Atasi Boros Belanja dengan Atasi 6 Faktor Psikologi Penyebabnya
My24hours.net, Indonesia – Boros belanja bisa terjadi kapan saja terutama saat menjelang hari raya seperti Idul Fitri, Natal, dan Tahun Baru.
Kadang para penjual sering disalahkan atas kondisi boros belanja karena ada yang menggunakan taktik pemasaran yang mungkin manipulatif bahkan menipu. Namun seharusnya para pembeli secara pribadi bisa mengendalikan perilaku belanja mereka.
Tahukah Anda, antara 40% dan 80% dari pembelian adalah pembelian yang impulsif, hanya karena dorongan hati? Yang lebih memprihatinkan, faktanya adalah hingga 95% dari keputusan harian kita berpotensi ditentukan oleh proses impulsif dan tidak sadar.
Terlalu sering, konsumen tidak mengetahui pengaruh sosial dan kondisi psikologis yang membuat mereka berperilaku boros belanja. Kenyataannya, kebanyakan orang menyukai kekebalan ilusi yang merugikan dan menganggap diri mereka sebagai pembeli yang cerdik.
Anda dapat mengatasi boros belanja dengan menjadi lebih sadar akan faktor-faktor yang memengaruhi perilaku belanja Anda. Berikut adalah enam faktor yang dapat menyebabkan Anda mengeluarkan terlalu banyak uang, bersama dengan beberapa kiat tentang cara menangkisnya.
Enam Faktor Penyebab Boros Belanja
1. Tekanan Sosial
Manusia sangat rentan terhadap tekanan sosial. Perilaku kooperatif dan kompetitif, yang telah menjamin kelangsungan hidup kita sebagai spesies, juga menyenggol kita untuk menghabiskan lebih dari yang kita butuhkan.

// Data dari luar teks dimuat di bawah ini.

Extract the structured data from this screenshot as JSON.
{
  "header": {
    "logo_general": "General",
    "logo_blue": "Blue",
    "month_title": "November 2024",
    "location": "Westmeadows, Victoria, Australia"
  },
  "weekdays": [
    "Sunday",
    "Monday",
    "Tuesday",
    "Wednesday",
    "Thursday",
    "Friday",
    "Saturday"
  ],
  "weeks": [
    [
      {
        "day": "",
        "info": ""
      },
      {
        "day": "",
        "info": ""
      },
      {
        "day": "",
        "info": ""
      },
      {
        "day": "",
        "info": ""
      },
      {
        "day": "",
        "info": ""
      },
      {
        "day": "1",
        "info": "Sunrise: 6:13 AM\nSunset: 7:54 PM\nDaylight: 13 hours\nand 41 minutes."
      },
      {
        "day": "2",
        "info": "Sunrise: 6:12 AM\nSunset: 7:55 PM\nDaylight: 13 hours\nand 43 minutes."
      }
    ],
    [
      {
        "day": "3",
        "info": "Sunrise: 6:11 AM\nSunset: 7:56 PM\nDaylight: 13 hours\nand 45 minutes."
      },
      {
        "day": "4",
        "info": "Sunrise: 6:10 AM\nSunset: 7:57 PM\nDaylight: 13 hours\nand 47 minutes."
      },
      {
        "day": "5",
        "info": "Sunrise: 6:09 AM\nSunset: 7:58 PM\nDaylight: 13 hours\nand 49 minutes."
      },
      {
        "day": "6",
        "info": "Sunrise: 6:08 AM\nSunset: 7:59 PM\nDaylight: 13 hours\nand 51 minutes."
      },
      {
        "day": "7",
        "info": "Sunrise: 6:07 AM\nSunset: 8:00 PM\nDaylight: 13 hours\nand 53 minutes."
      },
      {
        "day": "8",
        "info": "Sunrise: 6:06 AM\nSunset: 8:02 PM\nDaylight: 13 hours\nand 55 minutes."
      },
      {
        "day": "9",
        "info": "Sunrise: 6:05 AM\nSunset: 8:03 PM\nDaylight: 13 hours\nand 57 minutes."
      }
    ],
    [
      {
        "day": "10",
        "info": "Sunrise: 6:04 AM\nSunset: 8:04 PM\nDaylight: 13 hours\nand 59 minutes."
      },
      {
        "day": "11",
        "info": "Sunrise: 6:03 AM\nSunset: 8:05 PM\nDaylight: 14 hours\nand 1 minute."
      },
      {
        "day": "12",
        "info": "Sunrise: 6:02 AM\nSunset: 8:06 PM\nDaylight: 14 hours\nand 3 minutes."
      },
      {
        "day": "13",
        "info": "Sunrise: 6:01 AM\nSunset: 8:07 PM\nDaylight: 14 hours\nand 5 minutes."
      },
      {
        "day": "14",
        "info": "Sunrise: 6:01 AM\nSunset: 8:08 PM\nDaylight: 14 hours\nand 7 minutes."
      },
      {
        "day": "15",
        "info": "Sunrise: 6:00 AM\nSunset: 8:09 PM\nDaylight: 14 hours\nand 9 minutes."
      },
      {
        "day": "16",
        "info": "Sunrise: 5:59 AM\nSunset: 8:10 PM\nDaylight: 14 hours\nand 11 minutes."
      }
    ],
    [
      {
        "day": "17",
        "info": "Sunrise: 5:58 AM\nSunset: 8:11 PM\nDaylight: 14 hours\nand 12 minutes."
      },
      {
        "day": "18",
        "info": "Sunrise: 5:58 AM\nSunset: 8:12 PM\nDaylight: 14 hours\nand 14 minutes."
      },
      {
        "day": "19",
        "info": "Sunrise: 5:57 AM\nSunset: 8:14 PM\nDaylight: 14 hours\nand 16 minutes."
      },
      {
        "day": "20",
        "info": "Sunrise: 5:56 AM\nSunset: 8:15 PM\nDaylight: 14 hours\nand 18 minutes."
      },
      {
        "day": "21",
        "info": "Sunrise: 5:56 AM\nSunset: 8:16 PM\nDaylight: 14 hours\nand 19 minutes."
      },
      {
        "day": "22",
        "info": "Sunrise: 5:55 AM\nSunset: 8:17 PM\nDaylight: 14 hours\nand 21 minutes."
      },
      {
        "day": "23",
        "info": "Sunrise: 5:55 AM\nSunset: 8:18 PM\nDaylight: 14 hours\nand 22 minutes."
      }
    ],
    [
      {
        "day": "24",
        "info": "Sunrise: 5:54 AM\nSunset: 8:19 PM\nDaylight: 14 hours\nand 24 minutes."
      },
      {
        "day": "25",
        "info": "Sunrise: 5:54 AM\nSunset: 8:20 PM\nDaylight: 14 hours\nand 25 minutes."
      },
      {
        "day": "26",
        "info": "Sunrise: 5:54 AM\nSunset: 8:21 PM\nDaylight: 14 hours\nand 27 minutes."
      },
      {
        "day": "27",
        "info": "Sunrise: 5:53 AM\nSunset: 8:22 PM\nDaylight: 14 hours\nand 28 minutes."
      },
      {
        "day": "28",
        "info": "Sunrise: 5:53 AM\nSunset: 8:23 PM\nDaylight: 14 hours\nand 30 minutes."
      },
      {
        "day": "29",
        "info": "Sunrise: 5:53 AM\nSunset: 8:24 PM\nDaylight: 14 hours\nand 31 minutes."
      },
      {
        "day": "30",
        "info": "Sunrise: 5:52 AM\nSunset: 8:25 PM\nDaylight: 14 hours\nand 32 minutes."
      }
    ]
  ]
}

Sebagai contoh, norma sosial timbal balik mengharuskan kita untuk membeli banyak makanan untuk bertukar kunjungan saat Idul Fitri, atau bertukar hadiah saat Natal.
Persaingan juga mendorong konsumsi. Penjualan produk memperkuat rasa kelangkaan akan produk tersebut. Penggunaan batasan waktu oleh produsen memancing rasa takut pada diri pembeli akan kehilangan produk tertentu.
Penjualan kilat, seperti Harbolnas dan Black Friday, menciptakan mental gerombolan, yang dapat memancing membeli secara panik, histeria, atau lebih buruk. Menyadari tekanan ini akan meminimalkan efeknya dan memungkinkan Anda mempertahankan sudut pandang yang sehat.
2. Semakin Banyaknya Uang Abstrak
Konsep uang adalah mitos yang dibagikan bersama, didukung oleh imajinasi manusia. Imajinasi kita telah berperan dalam perkembangan cepat spesies kita, memungkinkan orang untuk menukar potongan kertas dan potongan logam untuk hal-hal yang mereka inginkan. Dari kertas dan koin, hingga kartu debit dan kartu kredit, dan terakhir telepon dan uang elektronik, imajinasi manusia mengakomodasi bentuk uang yang semakin abstrak. Ini berbahaya.
Bentuk-bentuk uang baru ini meringankan “rasa sakit membayar”, mengurangi tingkat rasa bersalah yang kita rasakan ketika berpisah dengan uang. Uang abstrak ini untuk sementara menyembunyikan dampak keuangan dari pembelian kita (saldo bank yang lebih rendah atau dompet yang lebih ringan).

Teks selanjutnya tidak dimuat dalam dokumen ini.